Banking & Finance

Zonal defence

Does a “negative list” have a positive twist?


Clearer outlook? Shanghai’s FTZ

Is it full speed ahead for Shanghai’s free trade zone? After months of uncertainty about how the project is going to take shape, there’s been a flurry of activity in Pudong where the zone is located (see WiC202 for an introduction).

Last Friday there was news about the businesses that will be encouraged to operate there. Ownership restrictions have been suspended or reduced for foreign capital in industries as diverse as banking and shipping, travel agencies, entertainment companies and the makers of games consoles.

Two days later it was time for the formal opening of the project, which was unveiled by dignitaries under the unimaginative title of The China (Shanghai) Pilot Free Trade Zone.

The following day there was another major announcement, although this time the news had a little less get-up-and-go.

Instead the focus was on what wouldn’t be allowed in the FTZ, with the publication of a so-called “negative list” covering hundreds of items. Areas where foreign investment is forbidden include internet cafes, lotteries and news organisations. Restrictions will also apply in industries such as insurance, e-commerce and the manufacturing of batteries for alternative-energy cars.

Nonetheless, the domestic press saluted the announcement, echoing the official view that the launch is an initial step in what promises to be a game-changing journey. An editorial by Xinhua even urged Hong Kong not to feel threatened by developments, assuring the city that competition with Shanghai would lead to “a bigger business cake for all, not smaller crumbs”.

Truth be told, not many Hongkongers are suffering sleepless nights, turning up their noses at what they see as Shanghai’s shortage of comparable strengths and skill-sets. In fact, the speculation has been more about the level of support for the new enclave on the mainland, with the South China Morning Post reporting on a disappointing turnout at the launch event. Bigger-hitters were conspicuous by their absence, including Premier Li Keqiang, who is widely credited with pushing hardest for the zone’s creation. “Now the baby was born, but its father was not present,” mulled one of the newspaper’s columnists, wondering whether the no-shows reflected infighting over the project.

Certainly, some of the early hype surrounding the zone has turned out to be unfounded. Previous reports claimed that restrictions on banned websites such as Facebook and Twitter would be lifted. But the launch announcements were a disappointment, with the authorities stating that there would be no special rules for internet usage.

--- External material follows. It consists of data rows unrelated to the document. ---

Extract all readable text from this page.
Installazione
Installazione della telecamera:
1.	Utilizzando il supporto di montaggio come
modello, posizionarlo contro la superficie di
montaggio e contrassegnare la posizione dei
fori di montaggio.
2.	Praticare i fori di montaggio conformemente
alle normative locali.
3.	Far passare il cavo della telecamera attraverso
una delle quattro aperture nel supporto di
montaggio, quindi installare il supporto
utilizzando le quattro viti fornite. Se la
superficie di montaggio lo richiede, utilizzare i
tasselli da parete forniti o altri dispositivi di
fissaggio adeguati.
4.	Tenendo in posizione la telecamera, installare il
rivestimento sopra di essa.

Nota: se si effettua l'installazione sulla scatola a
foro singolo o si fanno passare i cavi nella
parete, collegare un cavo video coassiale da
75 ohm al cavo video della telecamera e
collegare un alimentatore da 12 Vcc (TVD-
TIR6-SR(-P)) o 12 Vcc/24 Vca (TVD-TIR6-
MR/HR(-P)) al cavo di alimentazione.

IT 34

But what of the “negative list”?

The thinking is that it has a positive twist because anything not mentioned is going to be fair game for investment, rather than requiring further approvals on a case-by-case basis. Previously foreign investment permissions have been granted within broad categories (encouraged, allowed, restricted or banned) with foreign firms complaining that the rules are often implemented in an inconsistent or unclear manner.

In Shanghai the regulations look more straightforward – on paper, at least. “For all fields not on the negative list, an approval system for foreign investment projects is now replaced by a registration system,” the municipal government has advised.

About 25 companies have announced the start of operations, alongside 11 financial institutions, including the mainland subsidiaries of two foreign banks. More are likely to follow if the pilot project picks up pace.

A research piece on the zone from HSBC this week was also relatively bullish. Yes, the authorities are going to be cautious, the authors note. But Rome wasn’t built in a day and the FTZ has become a reality only six months after Li Keqiang’s promotion to premier.

The report also argues that the zone’s architects have three main objectives: encouraging foreign and private investment in China’s highly regulated services sector; speeding up financial reforms, including further moves towards market-based interest rates; and experimenting with more convertibility for the renminbi.

Expect the project to have “profound implications for China’s financial landscape and long-term growth outlook,” HSBC concludes.